When we were kids, we’d have a 10-day winter break from school for Christmas and New Year.
Besides preparing the huge X’mas star lantern, we’d ask people to share their old and discarded clothes. This humble contribution would be used to build our human-sized old man who would be positioned on a chair or a prominent place in the last week of December.
The kids would beat the old man, toss him in the air – gestures that showed dissent over things that went wrong that year. Almost every kid loved this tradition and would find different ways to punish the old man.
The elder gang of kids would insert a bottle in the old man’s hand or mouth and make fun of him.
When we moved to an apartment from a chawl, the building’s terrace was the most sought after venue for all celebrations.
The young ones would come up with a theme and dress code and everyone was supposed to follow it.
The celebrations would begin at 6 in the evening of December 31 and by the time it was eight, everyone would have locked their homes and gathered on the terrace.
There would be a game of housie, musical chairs, antakshari, dumb charades and other such group games.
The night of December 31 was one of those few days in the calendar when neighbours young and old came together to celebrate something in common.
If there was a death in the family of a neighbour, the celebrations would be given a miss and most of us would be at home watching a reality show, or awards function or an ‘exclusive’ movie on television. These private celebrations gestured that we were selfless and stuck together as family.
Outside the building, half an hour before midnight, the kids would drag the old man to the road and play the drums and sing old and popular Hindi songs, waking up everyone in the vicinity.
After bashing up the old man one last time, the kids would crush the bottle, tear his clothes, and wait restlessly to set him alight.
Irrespective of whether there was a celebration on the terrace or not, when it was past midnight, all of us would come out of our homes, and hug and wish each other ‘Happy New Year’.
A tradition in my family was to buy a two-kilo sponge cake and share it among neighbours and kids on New Year.
Those were days when the pleasures of life were small and the joys were plenty.
So last New Year, when I went back to be with my friends who danced to their hearts content over copious refills of alcohol, I realised that the New Years I celebrated as a kid were a lot more fun and memorable.
It was devoid of alcohol but it brought families and friends together.
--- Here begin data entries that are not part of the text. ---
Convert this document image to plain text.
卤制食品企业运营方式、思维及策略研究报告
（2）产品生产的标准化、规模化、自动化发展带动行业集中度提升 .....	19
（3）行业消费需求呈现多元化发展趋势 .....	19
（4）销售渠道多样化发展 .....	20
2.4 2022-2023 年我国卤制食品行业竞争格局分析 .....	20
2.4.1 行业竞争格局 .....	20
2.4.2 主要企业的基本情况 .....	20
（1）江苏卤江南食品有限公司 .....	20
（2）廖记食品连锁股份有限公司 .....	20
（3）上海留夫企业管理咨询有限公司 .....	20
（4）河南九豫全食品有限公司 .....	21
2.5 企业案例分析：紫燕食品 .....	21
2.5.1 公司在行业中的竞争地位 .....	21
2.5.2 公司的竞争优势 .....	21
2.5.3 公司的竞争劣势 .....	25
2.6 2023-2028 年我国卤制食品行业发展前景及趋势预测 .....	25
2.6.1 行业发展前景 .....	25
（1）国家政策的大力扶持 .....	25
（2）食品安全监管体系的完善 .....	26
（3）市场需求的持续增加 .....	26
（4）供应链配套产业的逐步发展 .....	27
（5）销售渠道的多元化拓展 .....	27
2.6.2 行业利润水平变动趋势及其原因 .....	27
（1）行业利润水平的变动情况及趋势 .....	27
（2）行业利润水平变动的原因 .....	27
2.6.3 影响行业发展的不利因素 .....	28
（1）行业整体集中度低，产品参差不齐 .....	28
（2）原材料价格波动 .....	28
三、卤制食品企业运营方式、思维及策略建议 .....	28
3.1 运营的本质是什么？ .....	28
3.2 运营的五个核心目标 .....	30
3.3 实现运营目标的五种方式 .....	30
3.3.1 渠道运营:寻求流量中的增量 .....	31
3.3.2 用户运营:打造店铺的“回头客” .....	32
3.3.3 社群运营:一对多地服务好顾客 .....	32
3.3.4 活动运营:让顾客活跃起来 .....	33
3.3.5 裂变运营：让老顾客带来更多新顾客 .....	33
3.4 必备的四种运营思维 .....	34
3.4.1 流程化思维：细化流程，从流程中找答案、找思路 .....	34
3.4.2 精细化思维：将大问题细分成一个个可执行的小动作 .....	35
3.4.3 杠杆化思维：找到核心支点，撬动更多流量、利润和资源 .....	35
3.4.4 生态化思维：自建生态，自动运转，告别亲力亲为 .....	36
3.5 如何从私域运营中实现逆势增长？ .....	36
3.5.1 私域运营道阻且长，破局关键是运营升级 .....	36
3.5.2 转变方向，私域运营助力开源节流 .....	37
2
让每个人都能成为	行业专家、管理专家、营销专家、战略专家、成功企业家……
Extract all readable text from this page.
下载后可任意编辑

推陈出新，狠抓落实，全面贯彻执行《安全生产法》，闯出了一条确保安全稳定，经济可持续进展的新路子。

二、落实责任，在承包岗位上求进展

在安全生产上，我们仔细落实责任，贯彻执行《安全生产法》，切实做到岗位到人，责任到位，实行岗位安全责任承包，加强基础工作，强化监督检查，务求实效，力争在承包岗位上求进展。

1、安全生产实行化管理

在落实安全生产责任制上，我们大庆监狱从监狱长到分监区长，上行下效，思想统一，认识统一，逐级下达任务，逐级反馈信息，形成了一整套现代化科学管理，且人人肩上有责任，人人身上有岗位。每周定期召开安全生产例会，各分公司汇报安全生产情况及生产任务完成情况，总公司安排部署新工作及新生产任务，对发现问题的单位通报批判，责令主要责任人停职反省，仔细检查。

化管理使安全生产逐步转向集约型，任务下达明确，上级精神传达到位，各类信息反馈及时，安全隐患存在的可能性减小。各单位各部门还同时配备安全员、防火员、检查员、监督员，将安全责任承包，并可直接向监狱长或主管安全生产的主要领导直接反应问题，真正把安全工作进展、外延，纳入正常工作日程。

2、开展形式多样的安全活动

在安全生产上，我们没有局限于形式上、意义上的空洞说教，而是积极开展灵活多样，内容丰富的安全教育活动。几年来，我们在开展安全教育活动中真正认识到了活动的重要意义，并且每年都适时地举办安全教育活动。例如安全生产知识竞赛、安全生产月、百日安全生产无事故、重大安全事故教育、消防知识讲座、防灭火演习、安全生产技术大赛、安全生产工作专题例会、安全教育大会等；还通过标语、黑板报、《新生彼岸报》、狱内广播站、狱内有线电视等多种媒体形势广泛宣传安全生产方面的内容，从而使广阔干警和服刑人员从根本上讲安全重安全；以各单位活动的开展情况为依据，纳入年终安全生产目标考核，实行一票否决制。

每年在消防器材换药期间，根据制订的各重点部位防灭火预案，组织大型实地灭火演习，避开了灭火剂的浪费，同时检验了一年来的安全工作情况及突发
It did not require the perfect ambience and perfect people, because at the end of the day, a New Year party, I realised, was all about sharing and celebrating as a huge family.
And that’s what I intend to do this year and probably every year from 2014 – to celebrate the last day of the year with family.
There have been times when just like many of you, I have not been available for my family due to work and other commitments and celebrating the last day of the year with them is perhaps the best way to create new moments before you bid the year Goodbye.
Maybe this will be my last New Year celebration with family at home. In a few weeks, I’ll be married and gone. So it’s special for me. But for you, it may not be the same.
This year, dear friends, even if you are celebrating this day away from your family, do not forget to make that call home and wish your loved ones tonight.
For, just like my mom and dad, there might be people at your home waiting to hear from you.